I think I may have made up my mind to actually write.

I’ve been writing since I knew how- about the 3rd grade to be precise. Not journals, or letters, or anything- but long form novels. I’ve never written anything with the intent to publish, save research and paid projects. Those were very… sterile, and impersonal by comparison.
I have so many stories.... so many books piled up just collecting dust. I’ve lost or thrown away too many to count. Who knows if any of them were any good. I never wrote them for anyone else, and I don’t intend for anyone to ever read them. But I think.... maybe I can write for publication.

These last few months, I’ve been really thinking about what it is that I intend to do with my life. I’ve pursued education in hard sciences- which I love and find endlessly fascinating- but it leaves me grasping for employment.

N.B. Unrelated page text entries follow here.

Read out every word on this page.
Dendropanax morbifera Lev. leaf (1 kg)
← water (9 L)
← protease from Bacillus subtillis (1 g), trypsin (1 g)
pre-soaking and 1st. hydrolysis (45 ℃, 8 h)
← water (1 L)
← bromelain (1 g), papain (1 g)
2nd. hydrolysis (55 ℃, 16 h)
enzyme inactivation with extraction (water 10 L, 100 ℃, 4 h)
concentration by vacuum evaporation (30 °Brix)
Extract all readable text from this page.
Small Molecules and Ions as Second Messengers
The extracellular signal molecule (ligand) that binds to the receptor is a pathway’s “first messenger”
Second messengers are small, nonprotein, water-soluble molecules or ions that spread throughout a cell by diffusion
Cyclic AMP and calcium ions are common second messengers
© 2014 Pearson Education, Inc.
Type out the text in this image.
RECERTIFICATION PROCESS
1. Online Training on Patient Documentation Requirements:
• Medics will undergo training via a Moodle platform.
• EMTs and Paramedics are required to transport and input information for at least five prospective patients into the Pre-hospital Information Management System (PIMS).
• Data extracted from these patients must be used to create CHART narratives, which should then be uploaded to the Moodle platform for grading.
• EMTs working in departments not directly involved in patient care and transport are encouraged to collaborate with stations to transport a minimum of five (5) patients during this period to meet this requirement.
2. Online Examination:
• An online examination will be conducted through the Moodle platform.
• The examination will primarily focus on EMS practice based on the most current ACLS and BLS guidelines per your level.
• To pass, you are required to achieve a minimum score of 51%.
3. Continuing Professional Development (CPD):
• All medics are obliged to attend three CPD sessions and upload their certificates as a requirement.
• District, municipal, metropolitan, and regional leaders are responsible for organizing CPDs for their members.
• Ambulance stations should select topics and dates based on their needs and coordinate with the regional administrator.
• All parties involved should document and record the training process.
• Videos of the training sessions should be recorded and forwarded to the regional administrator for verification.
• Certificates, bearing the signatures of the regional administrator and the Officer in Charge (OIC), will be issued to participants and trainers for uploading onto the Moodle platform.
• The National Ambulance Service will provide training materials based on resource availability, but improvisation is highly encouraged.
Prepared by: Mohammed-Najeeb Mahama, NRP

Now, after 2 failed startup businesses which I helped to build, and put everything I had into, including a LOT of time, I am burnt out of that life. There’s no way I’d do it again. The last ended just over 6 months ago. I suppose the grieving period is over, and it’s time to look to my future.

I look at my mother; a very successful career woman who earned a specialized degree and rose through the ranks of a good company. Her career for the most part, was incredibly enjoyable for her. She continued her education, becoming invaluable to the company, and rising to be one of the most respected people there. Now, at the end of her career of 20+ years, the company is going through massive changes. She will retire soon with her pension, and a broken heart. She feels almost that all her work and service to this company was meaningless. Sure, she helped people and did great things along the way. But the future direction of the company, and it’s current position, is one that she’s been fighting to reverse.
I wonder, too, how she now feels about all that time spent there that might’ve been put to some other purpose. Some other life goal. I wonder what she sacrificed.

My skill set is pretty diverse and unconventional. My stories are unique (I know because I read a LOT), and I think for the right publisher, they would do alright.